Wednesday, November 27, 2013

Murder? The "Good Timin'" Defense

I've always believed in coincidences. Even though I've had plenty of friends who've said there's no such thing. Which is a coincidence, because I knew they were going to say that.

Of course there's coincidences! If a man is riding a horse in California and another man is hiding a horse in Siberia, that's a coincidence. Only if it's the same horse is it not a coincidence.

Because coincidence is a real thing, right there's your defense against a murder charge. My topic for the day.

I was just reading the murder news in the paper, and realized these are the guys who get all the press, all the great attention. We pay more attention to the aftermath of an apparent murder than anything else. A guy supposedly kills his wife because she's in terrible health, a guy supposedly snaps and kills his four friends and an infant, or a guy supposedly commits mass murder in a bus station, airport, theater, mall, church, school, grocery store, parade, or anywhere else people gather in numbers above 10, and that's all we can think of.

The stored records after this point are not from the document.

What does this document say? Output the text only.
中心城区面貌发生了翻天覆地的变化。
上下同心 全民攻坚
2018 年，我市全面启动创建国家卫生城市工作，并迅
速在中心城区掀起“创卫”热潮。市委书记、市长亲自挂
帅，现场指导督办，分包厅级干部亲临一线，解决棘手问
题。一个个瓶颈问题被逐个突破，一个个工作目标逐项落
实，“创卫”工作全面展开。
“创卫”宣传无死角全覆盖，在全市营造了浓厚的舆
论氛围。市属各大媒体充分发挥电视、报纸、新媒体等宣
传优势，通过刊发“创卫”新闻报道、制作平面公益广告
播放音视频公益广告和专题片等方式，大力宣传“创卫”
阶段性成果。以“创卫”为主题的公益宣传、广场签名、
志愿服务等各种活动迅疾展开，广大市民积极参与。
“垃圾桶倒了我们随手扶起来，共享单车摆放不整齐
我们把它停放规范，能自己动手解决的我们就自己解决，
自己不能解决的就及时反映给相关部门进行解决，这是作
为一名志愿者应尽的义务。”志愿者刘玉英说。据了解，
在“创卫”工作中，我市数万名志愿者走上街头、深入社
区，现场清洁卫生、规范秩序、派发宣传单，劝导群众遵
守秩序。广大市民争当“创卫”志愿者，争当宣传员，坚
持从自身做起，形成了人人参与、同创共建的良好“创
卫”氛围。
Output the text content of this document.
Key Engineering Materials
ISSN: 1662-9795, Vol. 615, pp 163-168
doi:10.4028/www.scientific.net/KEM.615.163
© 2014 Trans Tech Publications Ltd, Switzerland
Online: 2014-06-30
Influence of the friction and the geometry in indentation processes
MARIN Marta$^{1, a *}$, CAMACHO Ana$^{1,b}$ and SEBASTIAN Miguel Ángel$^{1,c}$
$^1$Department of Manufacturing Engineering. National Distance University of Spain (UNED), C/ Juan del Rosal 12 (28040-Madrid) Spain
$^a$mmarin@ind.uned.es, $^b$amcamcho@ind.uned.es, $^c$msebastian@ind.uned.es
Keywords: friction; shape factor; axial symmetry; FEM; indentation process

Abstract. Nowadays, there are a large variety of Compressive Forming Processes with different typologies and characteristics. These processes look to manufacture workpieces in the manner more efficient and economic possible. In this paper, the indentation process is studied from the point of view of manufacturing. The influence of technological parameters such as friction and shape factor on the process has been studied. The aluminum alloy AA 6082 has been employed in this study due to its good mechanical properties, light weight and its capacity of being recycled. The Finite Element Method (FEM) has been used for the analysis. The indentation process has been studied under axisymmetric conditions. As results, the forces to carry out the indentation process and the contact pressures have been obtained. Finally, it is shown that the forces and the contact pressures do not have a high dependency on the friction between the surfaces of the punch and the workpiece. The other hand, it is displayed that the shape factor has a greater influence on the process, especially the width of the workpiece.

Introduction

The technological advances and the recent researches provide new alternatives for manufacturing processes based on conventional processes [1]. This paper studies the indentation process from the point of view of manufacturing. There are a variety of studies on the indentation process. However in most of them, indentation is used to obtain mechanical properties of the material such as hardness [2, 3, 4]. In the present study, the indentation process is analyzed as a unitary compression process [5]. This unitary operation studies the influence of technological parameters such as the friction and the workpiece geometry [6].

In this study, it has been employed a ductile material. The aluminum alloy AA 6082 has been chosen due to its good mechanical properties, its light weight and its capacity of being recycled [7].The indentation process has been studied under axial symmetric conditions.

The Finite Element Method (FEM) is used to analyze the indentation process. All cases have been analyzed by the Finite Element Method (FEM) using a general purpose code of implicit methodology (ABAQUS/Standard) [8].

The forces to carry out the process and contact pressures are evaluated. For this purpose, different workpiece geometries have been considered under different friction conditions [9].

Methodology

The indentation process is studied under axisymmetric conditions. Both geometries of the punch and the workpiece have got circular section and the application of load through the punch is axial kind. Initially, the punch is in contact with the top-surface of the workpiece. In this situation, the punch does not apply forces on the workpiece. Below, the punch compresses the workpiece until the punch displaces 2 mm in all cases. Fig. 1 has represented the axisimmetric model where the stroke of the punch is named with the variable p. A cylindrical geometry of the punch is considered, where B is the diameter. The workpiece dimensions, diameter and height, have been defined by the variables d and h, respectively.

With the supposed murder comes the long hard slog through the legal system, because, and I support this, even if a million people saw him do it, he only "allegedly" did it. I'm actually a stickler for this. Even as a kid I liked that sense of innocence before declaring him guilty. Even if he shot at me and I saw the bullet coming through the air straight between my eyes, my last thought would be, "He's only allegedly doing that to me. There could be all kinds of extenuating circumstances. Maybe he didn't mean to shoot. It could be a weird trigger. Maybe he was cleaning the gun. Maybe he saw Sasquatch behind me and missed. Or it's a simple case of temporary insanity." Then after death, if I had the power to think one more thought, it'd be, "Maybe I died just before the bullet hit me, therefore exonerating the guy from murder, with the charge being at most desecration of a corpse."

It could happen to one single "victim." You were going to die anyway just before the bullet reached you. And it could happen to 1,000. Right down the line the alleged murderer goes, with all 1,000 of his supposed victims dying by natural causes just before the bullet got there.

Therefore, that's a good defense. Which I'm calling the "Good Timin'" defense, after the old Jimmy Jones song (1960). The way I remember it is it asks the question, "What would've happened if you and I hadn't just happened to meet?" A great question. But as it turned out, "We had timin', a tick, a tick, a tick a, good timin', a tock, a tock, a tock, a tock a, timin' is a thing it's true, good timin' brought me to you!"

So there you are, the alleged murderer, with the only friend you have in the world, your public defender, suggesting that it was a matter of "Good Timin'" that your supposed victims all dropped dead. It was a coincidence, each person beating the bullet by a fraction of a second, thereby exonerating you completely ... or, again, reducing your charge to the desecration of one or many corpses.